It seems like only yesterday that a Hezbollah deputy in Lebanon's parliament was saying that even if Iran wound up playing his beloved Brazilian squad in a World Cup match, he would have to side with Ronaldinho and Co. In the last 48 hours, though, it has become clear that when the stakes are really high, Hezbollah is always going to side with Iran — even if this means holding all of Lebanon hostage.
As I write on the Friday evening of July 14, Beirut's Rafik Hariri International Airport is closed from the bombs dropped by Israel on Thursday morning. Many of the roads are also closed, and the Israeli Navy has blockaded the sea route out. In the year since the so-called Cedar Revolution, much of the world has been looking to Lebanon, watching and hoping for the best. Now under siege, it is time for Lebanon to look at itself and wonder how it got here.
In the Sunni neighborhood of Hamra, the streets are virtually empty. A parking attendant has taken down his large Iranian flag, but still has two pictures of Hezbollah general secretary Hassan Nasrallah taped to his booth. I don't know how long the Sunni locals will indulge his infatuation, for the Sunnis are angry. Hezbollah's July 12 incursion into northern Israel and abduction of two Israeli soldiers is likely going to cost them and their country billions of dollars, taking into account the lost revenue in summer tourism, a major part of Lebanon's economy.
The Christians, too, are mad, even though their most popular leader, Michel Aoun, had a "paper of understanding" with Hezbollah, essentially tying their political destinies together. For as long as Lebanon was able to quietly ignore international demands to disarm Hezbollah's militia and had effectively forgotten that their country shared a border with the most powerful military in the region, Aoun's agreement seemed politically clever. Now Ashrafieh, the predominantly Christian section of the city, is quiet, with the wealthier people already having left for their second homes in the mountains and the rest to stay with relatives there.

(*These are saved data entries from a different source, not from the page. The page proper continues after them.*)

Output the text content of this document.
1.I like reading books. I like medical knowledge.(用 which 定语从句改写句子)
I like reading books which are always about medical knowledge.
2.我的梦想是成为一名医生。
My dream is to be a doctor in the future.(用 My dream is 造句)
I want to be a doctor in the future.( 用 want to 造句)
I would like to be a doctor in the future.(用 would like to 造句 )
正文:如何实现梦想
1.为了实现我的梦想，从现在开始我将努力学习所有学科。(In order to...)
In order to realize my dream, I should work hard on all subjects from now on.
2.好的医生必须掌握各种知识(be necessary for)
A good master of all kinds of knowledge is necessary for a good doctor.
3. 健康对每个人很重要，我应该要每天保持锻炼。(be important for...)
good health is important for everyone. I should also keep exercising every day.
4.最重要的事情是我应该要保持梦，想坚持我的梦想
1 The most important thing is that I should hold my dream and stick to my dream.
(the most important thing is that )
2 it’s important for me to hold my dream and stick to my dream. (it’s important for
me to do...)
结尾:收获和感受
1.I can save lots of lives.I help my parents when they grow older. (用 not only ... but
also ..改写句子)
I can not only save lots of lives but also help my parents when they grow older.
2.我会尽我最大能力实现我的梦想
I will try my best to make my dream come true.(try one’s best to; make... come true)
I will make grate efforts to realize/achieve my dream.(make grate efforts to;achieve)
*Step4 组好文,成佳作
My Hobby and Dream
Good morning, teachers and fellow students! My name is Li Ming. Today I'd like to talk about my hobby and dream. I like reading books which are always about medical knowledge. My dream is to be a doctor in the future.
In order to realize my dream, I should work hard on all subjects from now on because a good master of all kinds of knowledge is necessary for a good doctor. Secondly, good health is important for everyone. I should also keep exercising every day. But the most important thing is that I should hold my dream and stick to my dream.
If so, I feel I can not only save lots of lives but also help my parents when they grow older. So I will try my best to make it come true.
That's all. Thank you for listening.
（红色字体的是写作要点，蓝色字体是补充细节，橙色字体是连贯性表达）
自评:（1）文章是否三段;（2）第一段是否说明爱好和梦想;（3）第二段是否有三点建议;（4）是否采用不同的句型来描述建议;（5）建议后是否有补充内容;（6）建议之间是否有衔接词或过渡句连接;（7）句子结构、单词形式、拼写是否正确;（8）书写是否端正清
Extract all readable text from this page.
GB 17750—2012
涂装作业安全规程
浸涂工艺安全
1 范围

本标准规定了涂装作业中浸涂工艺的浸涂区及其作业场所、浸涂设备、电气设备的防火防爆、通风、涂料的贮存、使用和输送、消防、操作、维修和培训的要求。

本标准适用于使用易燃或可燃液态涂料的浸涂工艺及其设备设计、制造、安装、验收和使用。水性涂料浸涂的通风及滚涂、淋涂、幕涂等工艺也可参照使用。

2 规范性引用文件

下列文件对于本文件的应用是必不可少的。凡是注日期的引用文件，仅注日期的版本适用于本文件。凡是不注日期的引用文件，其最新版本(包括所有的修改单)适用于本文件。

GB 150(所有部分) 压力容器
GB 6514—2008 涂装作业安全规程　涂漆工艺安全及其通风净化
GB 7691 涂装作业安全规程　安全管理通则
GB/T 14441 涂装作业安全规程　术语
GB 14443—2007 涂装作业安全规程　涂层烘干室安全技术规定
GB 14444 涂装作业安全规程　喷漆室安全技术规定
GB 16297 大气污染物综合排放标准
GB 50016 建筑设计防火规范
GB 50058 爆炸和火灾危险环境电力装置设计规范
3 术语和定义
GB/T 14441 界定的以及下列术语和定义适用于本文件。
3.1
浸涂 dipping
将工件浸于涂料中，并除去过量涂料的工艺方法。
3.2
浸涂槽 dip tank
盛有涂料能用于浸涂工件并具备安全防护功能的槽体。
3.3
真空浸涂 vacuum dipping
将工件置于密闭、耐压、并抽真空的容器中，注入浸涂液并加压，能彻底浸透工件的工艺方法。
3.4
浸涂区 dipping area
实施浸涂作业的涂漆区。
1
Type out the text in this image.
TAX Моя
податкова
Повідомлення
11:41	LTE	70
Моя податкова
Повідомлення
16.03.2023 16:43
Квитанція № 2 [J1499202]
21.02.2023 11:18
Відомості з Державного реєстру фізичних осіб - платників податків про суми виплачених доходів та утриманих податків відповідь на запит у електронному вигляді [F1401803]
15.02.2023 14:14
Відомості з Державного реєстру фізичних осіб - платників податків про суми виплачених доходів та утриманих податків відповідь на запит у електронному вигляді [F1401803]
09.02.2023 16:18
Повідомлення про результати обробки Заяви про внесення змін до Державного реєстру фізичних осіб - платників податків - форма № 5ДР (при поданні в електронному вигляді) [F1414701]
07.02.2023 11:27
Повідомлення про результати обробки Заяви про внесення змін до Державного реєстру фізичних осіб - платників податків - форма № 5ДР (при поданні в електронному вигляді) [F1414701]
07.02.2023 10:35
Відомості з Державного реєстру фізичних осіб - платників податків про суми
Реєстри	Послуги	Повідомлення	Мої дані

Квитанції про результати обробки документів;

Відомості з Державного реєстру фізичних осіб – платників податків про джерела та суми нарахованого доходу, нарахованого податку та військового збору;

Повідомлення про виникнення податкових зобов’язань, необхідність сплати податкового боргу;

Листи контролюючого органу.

Monot and Gemmayzeh, the two Ashrafieh neighborhoods that have made Beirut a world-famous nightlife spot, are silent.
Meanwhile, the Daheyh, the Shiite suburbs of Beirut where Hezbollah's Nasrallah was headquartered before his home was destroyed, has been shelled repeatedly since early Friday morning. The Israelis have been targeting Shiite regions throughout Lebanon, towns in the south of the country and the Bekaa valley as well as the Daheyh. A community that was historically regarded as Lebanon's unwashed masses is paying a heavy price for putting its political hopes in the hands of an Iranian-backed Islamist militia.
I was talking to two young middle-class Shiites, a man and a woman, both secular and moderate, who nonetheless expressed a fair amount of support for Hezbollah. Why, they wondered, should the rest of the country be unhappy with them? Why did it matter to other Lebanese if the Shiites were the only community under Israeli attack? I was astonished, not so much that they were willing to ignore that the airport, electricity, and other infrastructure belonged to all of Lebanon, and that even before the Israeli air force reduces Hezbollah strongholds to dust, Hezbollah fighters will move to non-Shiite neighborhoods in search of human shields. What I can't understand is that anyone not actively seeking "martyrdom" would think that this was, for anyone, a fight worth waging. It is good that Hezbollah should be put down, but it is sickening to consider that the other Lebanese communities might regard the lives of ordinary Shiites as being of little worth, and consider that the wretched of the Earth are getting what they deserve.
One of the most popular questions in Lebanon right now is: Since Syria provides material support for Hezbollah, why isn't anyone taking this out on Syria? The Syrians are evidently wondering the same and keeping their heads down. Unlike in Amman, where there have been numerous angry protests against the recent Israeli attacks, sources in Syria tell me that in Damascus the streets are quiet. At the border crossing out of Lebanon in the north, the Syrians are even helpfully giving visas to Americans, a practice they had stopped six months ago.